Шрифт:
Интервал:
Закладка:
Никому не дозволено даже пробовать пересечь четкие границы той пустыни, которой она оградила себя; любой шаг в попытке приблизиться к ней воспринимается как грубое посягательство на нее, и в ее сердце вспыхивает гнев и негодование. И она кричит «назад!» со всем неистовством детского отчаяния. Но тот, к которому она через посредство всех остальных обращает этот вопль-запрет, тот, кто, по сути, и вызывает этот вопль, смеется над этим отчаянным криком и постоянно пересекает запретный рубеж.
Тайна эта изнутри гложет ее плоть. Люси потеряла аппетит, она испытывает отвращение к пище. Сам запах еды, один вид блюда с соусом вызывает у нее спазмы в желудке. Она больше не может есть мяса, ее сразу начинает рвать. Отныне она питается только овощами, фруктами и хлебом. Ей противно даже молочное. У нее возникла болезненная чувствительность к вкусу, к запахам.

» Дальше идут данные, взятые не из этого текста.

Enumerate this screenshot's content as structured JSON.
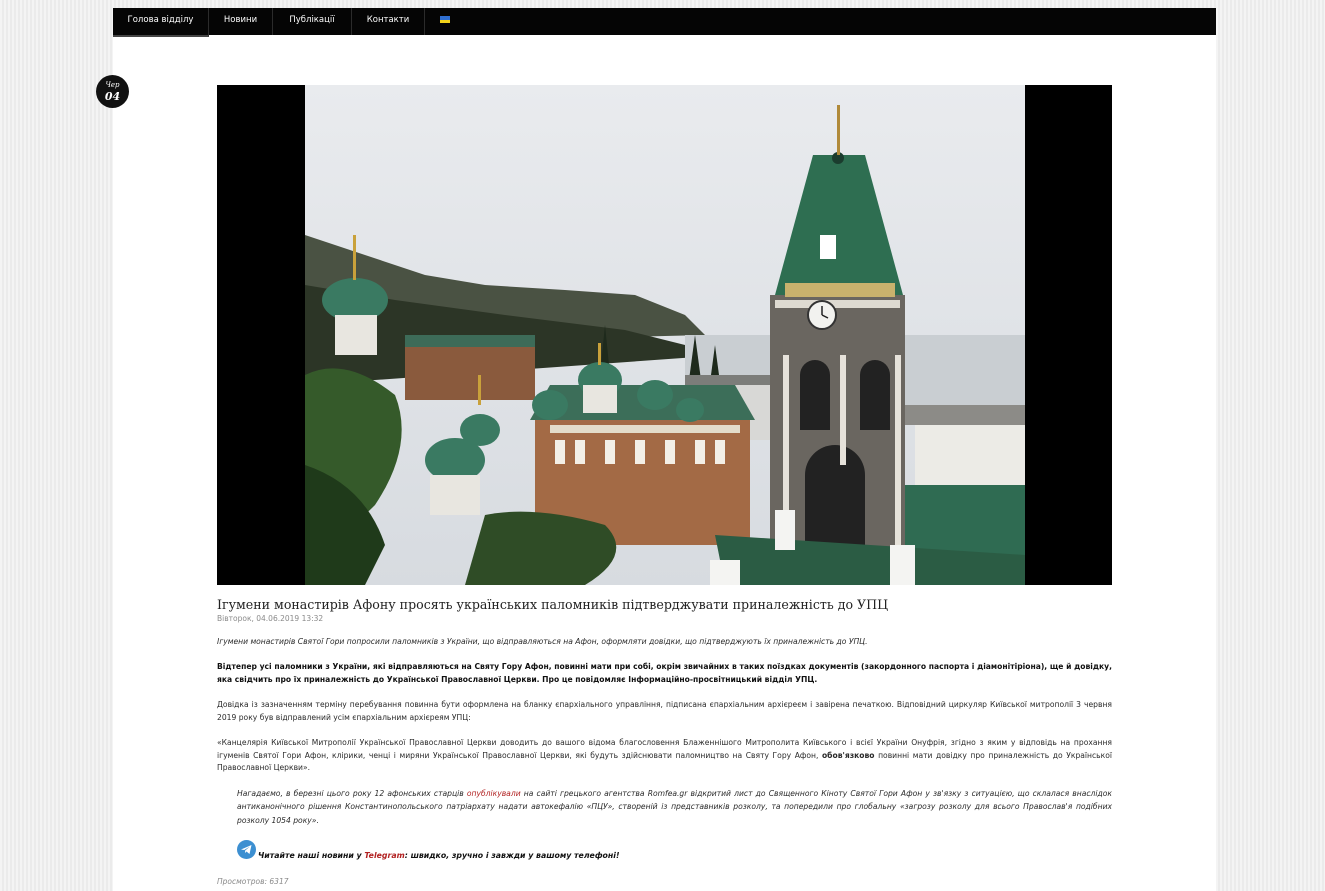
{
  "nav": {
    "items": [
      {
        "label": "Голова відділу"
      },
      {
        "label": "Новини"
      },
      {
        "label": "Публікації"
      },
      {
        "label": "Контакти"
      }
    ],
    "flag_icon": "ukraine-flag-icon"
  },
  "date_badge": {
    "month": "Чер",
    "day": "04"
  },
  "article": {
    "title": "Ігумени монастирів Афону просять українських паломників підтверджувати приналежність до УПЦ",
    "date": "Вівторок, 04.06.2019 13:32",
    "lead": "Ігумени монастирів Святої Гори попросили паломників з України, що відправляються на Афон, оформляти довідки, що підтверджують їх приналежність до УПЦ.",
    "bold_paragraph": "Відтепер усі паломники з України, які відправляються на Святу Гору Афон, повинні мати при собі, окрім звичайних в таких поїздках документів (закордонного паспорта і діамонітіріона), ще й довідку, яка свідчить про їх приналежність до Української Православної Церкви. Про це повідомляє Інформаційно-просвітницький відділ УПЦ.",
    "paragraph_2": "Довідка із зазначенням терміну перебування повинна бути оформлена на бланку єпархіального управління, підписана єпархіальним архієреєм і завірена печаткою. Відповідний циркуляр Київської митрополії 3 червня 2019 року був відправлений усім єпархіальним архієреям УПЦ:",
    "paragraph_3_a": "«Канцелярія Київської Митрополії Української Православної Церкви доводить до вашого відома благословення Блаженнішого Митрополита Київського і всієї України Онуфрія, згідно з яким у відповідь на прохання ігуменів Святої Гори Афон, клірики, ченці і миряни Української Православної Церкви, які будуть здійснювати паломництво на Святу Гору Афон, ",
    "paragraph_3_bold": "обов'язково",
    "paragraph_3_b": " повинні мати довідку про приналежність до Української Православної Церкви».",
    "quote_a": "Нагадаємо, в березні цього року 12 афонських старців ",
    "quote_link": "опублікували",
    "quote_b": " на сайті грецького агентства Romfea.gr відкритий лист до Священного Кіноту Святої Гори Афон у зв'язку з ситуацією, що склалася внаслідок антиканонічного рішення Константинопольського патріархату надати автокефалію «ПЦУ», створеній із представників розколу, та попередили про глобальну «загрозу розколу для всього Православ'я подібних розколу 1054 року».",
    "telegram_a": "Читайте наші новини у ",
    "telegram_link": "Telegram",
    "telegram_b": ": швидко, зручно і завжди у вашому телефоні!",
    "telegram_icon": "telegram-icon",
    "views": "Просмотров: 6317"
  },
  "colors": {
    "navbar": "#050505",
    "link": "#b22222"
  }
}
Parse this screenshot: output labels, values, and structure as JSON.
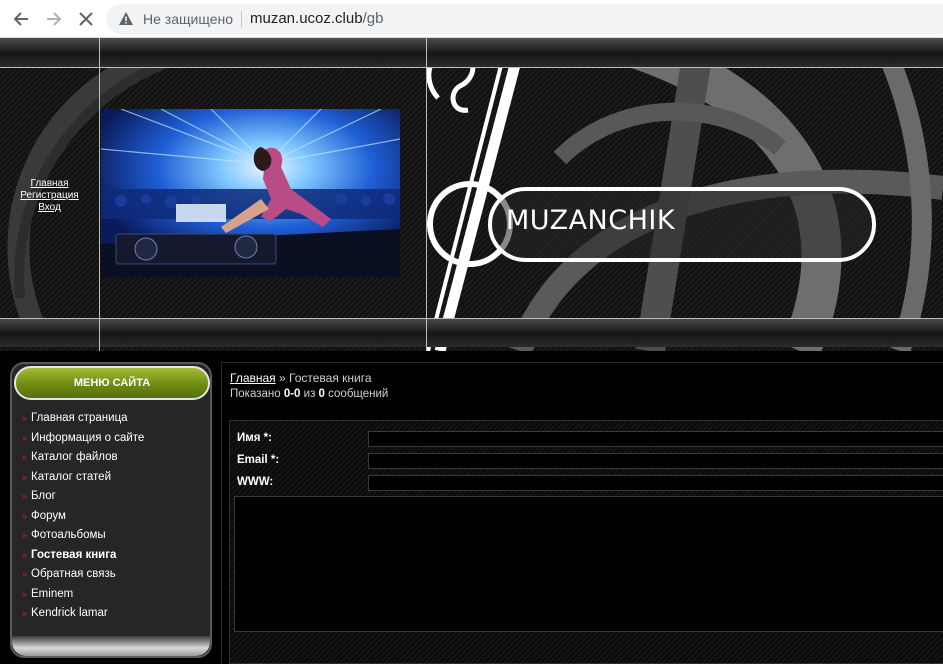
{
  "browser": {
    "security_label": "Не защищено",
    "url_domain": "muzan.ucoz.club",
    "url_path": "/gb"
  },
  "header": {
    "auth_links": [
      "Главная",
      "Регистрация",
      "Вход"
    ],
    "site_title": "MUZANCHIK"
  },
  "sidebar": {
    "menu_title": "МЕНЮ САЙТА",
    "bullet": "»",
    "items": [
      {
        "label": "Главная страница",
        "active": false
      },
      {
        "label": "Информация о сайте",
        "active": false
      },
      {
        "label": "Каталог файлов",
        "active": false
      },
      {
        "label": "Каталог статей",
        "active": false
      },
      {
        "label": "Блог",
        "active": false
      },
      {
        "label": "Форум",
        "active": false
      },
      {
        "label": "Фотоальбомы",
        "active": false
      },
      {
        "label": "Гостевая книга",
        "active": true
      },
      {
        "label": "Обратная связь",
        "active": false
      },
      {
        "label": "Eminem",
        "active": false
      },
      {
        "label": "Kendrick lamar",
        "active": false
      }
    ]
  },
  "main": {
    "breadcrumb_home": "Главная",
    "breadcrumb_sep": " » ",
    "breadcrumb_current": "Гостевая книга",
    "shown_prefix": "Показано ",
    "shown_range": "0-0",
    "shown_middle": " из ",
    "shown_total": "0",
    "shown_suffix": " сообщений"
  },
  "form": {
    "name_label": "Имя *:",
    "email_label": "Email *:",
    "www_label": "WWW:",
    "name_value": "",
    "email_value": "",
    "www_value": "",
    "message_value": ""
  },
  "colors": {
    "menu_header_green": "#7a9618",
    "bullet_red": "#cc2222",
    "page_bg": "#000000"
  }
}
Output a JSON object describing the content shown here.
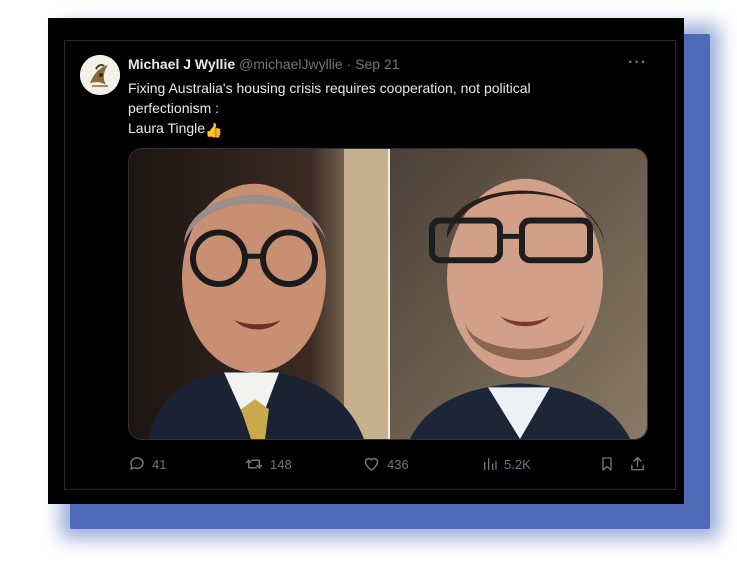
{
  "tweet": {
    "author_name": "Michael J Wyllie",
    "handle": "@michaelJwyllie",
    "separator": "·",
    "date": "Sep 21",
    "more_label": "···",
    "text_lines": [
      "Fixing Australia's housing crisis requires cooperation, not political",
      "perfectionism :",
      "Laura Tingle"
    ],
    "thumb_emoji": "👍"
  },
  "actions": {
    "replies": "41",
    "reposts": "148",
    "likes": "436",
    "views": "5.2K"
  },
  "colors": {
    "background": "#000000",
    "text": "#e7e9ea",
    "muted": "#71767b",
    "frame_shadow": "#4f6bb8"
  },
  "icons": {
    "reply": "reply-icon",
    "repost": "repost-icon",
    "like": "like-icon",
    "views": "views-icon",
    "bookmark": "bookmark-icon",
    "share": "share-icon"
  }
}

Все, что похоже на запах тела ее мучителя, все, что напоминает это тело и его выделения, немедленно вызывает у нее реакцию отвращения. Запах кислый и одновременно сладковатый, запах кожи блондинов. Она всюду ощущает этот отвратительный запах кожи мужчины, запах пота и перегара. Запах мужчины, распаленного желанием, вспотевшего от наслаждения. Ей омерзительно все, что выделяет это тело — пот, слюна и кровь, но более всего странный белесый гной, теплый и пресный, как остатки створожившегося молока на дне кастрюли, который изливается у мужчины между ног. «Я, — жалуется ее мать своим старым приятельницам, — поистине не знаю ничего ужаснее, чем ребенок, отказывающийся есть. Господи Боже мой, что за испытание! Каждый день приходится кричать, грозить, хитрить, а то даже и наказывать, чтобы заставить эту упрямицу Люси проглотить хоть капельку. Мадемуазель на все отвечает „нет“, мадемуазель ничего не любит, за столом она жеманничает и капризничает, прямо как принцесса на горошине. Если бы ей позволили, она, как козочка, ела бы одни овощи и закусывала корочкой хлеба. Притом она упряма и непослушна, в точности как козочка господина Сегена. Ей можно сколько угодно твердить: „Люси, берегись волка! Если ты будешь есть только траву да хлеб, как глупая, упрямая коза, от тебя останутся только кожа да кости“, — она все равно делает по-своему». Но Алоиза, которая так напыщенно и образно жалуется, не знает одного — что волк уже давно пожирает козочку. И любая еда вызывает отвращение у ее дочки — а особенно ей отвратительно мясо, — потому что совершено посягательство на ее тело, осквернена ее детская плоть. Волк уже сожрал козочку, но продолжает и продолжает свое смертоносное пиршество. Правда, иногда волк изволит выражать недовольство: «Нет, Люси, ты, право же, слишком тощая, кости у тебя, как железные щеколды. И плоская, как доска. На тебе можно набить синяки».
И он еще смеет выражать недовольство! Он, из-за которого ей опротивела любая еда, из-за которого она перестала быть собой. Так пусть он набивает синяки, пусть набьет их по всему телу, когда елозит по ней, а главное пусть набьет синяк на лбу. Синяк, который будет позорным опознавательным знаком, таким же заметным, как пятно, нанесенное золой на покаянной мессе в первую среду Великого поста, — чтобы все могли увидеть его и наконец-то поняли.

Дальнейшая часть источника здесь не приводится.